SACRAMENTO, Calif. (AP) — California would require all businesses to require their employees and independent contractors to receive the COVID-19 vaccine under legislation announced Friday by state Democratic lawmakers that was immediately criticized by the Republicans as exaggerated government.
Employees or contractors who qualify for medical or religious exemptions would have to be tested regularly under a planned amendment to the bill. New employees should receive at least one dose when they start work and the second dose within 45 days of starting work.
Congresswoman Buffy Wicks introduced her bill months after delaying an initial proposal last fall. The previous version would have allowed workers to take weekly tests instead of getting vaccinated, but that’s not an option in his new proposal.
Vaccination mandates are highly controversial, and there have been numerous rallies at the Sacramento State Capitol to oppose these requirements.
Wicks and other supporters say the mandate is needed even as California moves to relax other requirements and anticipates the transition to a new “endemic” phase who accepts that the coronavirus is here to stay but is manageable as immunity builds.
“That’s basically what this bill is about,” she said. “Getting back to some sense of normalcy so we can get on with our lives, and we don’t have these constant interruptions and outbreaks and all these things that we’ve been going through for so long.”
The mandate would remain in place unless the federal Centers for Disease Control and Prevention decides that COVID-19 vaccinations are no longer necessary.
The bill would require state occupational health and safety officials to advise employers on what constitutes a medical condition, disability, religious belief and valid vaccination status. Companies that fail to comply would face penalties that have yet to be determined.
Assembly Republican Leader James Gallagher said he was vaccinated and is urging others to get vaccinated as well.
“But telling people they can’t feed their families unless they get the vaccine is just plain wrong,” Gallagher said. “I trust Californians enough to treat them like adults who can make their own health decisions. It is unfortunate that a few Democrats in the Legislative Assembly do not. »
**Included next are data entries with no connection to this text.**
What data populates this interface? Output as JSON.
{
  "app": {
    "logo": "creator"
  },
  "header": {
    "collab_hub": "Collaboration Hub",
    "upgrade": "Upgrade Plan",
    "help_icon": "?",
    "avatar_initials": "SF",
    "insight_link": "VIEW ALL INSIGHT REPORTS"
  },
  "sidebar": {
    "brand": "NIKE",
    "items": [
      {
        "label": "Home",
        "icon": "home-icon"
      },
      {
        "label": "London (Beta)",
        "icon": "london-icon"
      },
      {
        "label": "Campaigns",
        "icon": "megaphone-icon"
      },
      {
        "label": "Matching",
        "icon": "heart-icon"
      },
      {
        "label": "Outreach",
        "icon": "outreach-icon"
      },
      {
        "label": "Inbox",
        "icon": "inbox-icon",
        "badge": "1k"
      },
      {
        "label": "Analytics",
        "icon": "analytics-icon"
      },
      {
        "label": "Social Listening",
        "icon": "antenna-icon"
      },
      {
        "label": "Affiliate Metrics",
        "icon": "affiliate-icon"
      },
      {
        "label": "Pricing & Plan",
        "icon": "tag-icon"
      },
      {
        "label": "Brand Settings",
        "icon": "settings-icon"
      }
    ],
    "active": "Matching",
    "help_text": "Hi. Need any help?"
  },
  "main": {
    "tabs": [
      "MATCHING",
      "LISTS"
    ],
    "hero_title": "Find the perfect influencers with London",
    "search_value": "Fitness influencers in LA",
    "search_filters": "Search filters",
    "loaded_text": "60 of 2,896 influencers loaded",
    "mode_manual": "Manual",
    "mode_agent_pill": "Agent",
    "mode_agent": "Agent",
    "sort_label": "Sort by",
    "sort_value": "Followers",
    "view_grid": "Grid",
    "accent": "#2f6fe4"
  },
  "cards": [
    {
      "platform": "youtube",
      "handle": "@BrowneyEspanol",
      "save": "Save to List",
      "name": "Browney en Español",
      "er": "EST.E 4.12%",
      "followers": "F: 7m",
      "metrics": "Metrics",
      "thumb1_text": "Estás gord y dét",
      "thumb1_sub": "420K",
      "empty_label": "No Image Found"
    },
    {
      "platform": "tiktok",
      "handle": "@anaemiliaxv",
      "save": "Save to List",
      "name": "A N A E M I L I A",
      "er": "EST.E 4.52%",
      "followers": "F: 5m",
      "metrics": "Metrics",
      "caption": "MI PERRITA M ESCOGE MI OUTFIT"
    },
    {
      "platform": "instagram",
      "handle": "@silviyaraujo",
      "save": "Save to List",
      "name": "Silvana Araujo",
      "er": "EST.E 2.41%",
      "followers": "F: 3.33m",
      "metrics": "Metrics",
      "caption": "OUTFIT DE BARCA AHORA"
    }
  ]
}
The proposal drew similar concerns from Jonathan Keller, president of the conservative advocacy group the California Family Council, who said “the government should not force employers to fire people for personal medical decisions.”
Last year, Democratic Gov. Gavin Newsom ordered all of the state’s roughly 2.2 million health care workers to get vaccinated or lose their jobs.
He also asked state employees and teachers to get vaccinated or undergo weekly tests. And California school children by summer must be vaccinated to attend in-person classes.
Wicks’ proposal is just the latest of several far-reaching measures introduced by Democratic state lawmakers this year.
Among other things, Senator Scott Wiener would allow children 12 and older to be vaccinated without parental consent.while Senator Richard Pan would eliminate a personal belief exemption in school-based COVID-19 vaccination requirements.
Pan argued in support of Wicks’ bill that “having a safe workplace is essential to … keeping our economy going.”
People can’t be afraid of getting infected when they go to work or when they visit businesses, and businesses can’t endure frequent outbreaks that sideline their employees, he said.
More than 2,000 of the 30,000 San Francisco Bay Area members of United Food and Commercial Workers Local 5 have been sick and some have died from the coronavirus, said campaigns director Jim Araby union strategies.
“Just as we would never ask a construction worker to enter a construction site without a helmet, we should not ask our members and workers who work in these essential industries to enter without the protection of a vaccine. “, he said in support of Wicks’ bill.
The California Chamber of Commerce, California Restaurant Association, California Retailers Association and the California Chapter of the National Federation of Independent Businesses did not immediately comment on the bill.
But the bill has the backing of the majority small business advocacy group, which has 85,000 members nationwide, including nearly 20,000 in California.
“Small businesses don’t want to be traffic cops in public safety debates,” said John Arensmeyer, the group’s chief executive. “They seek a common statewide standard that disentangles them from politics and allows them to operate their businesses in a safe and predictable way.”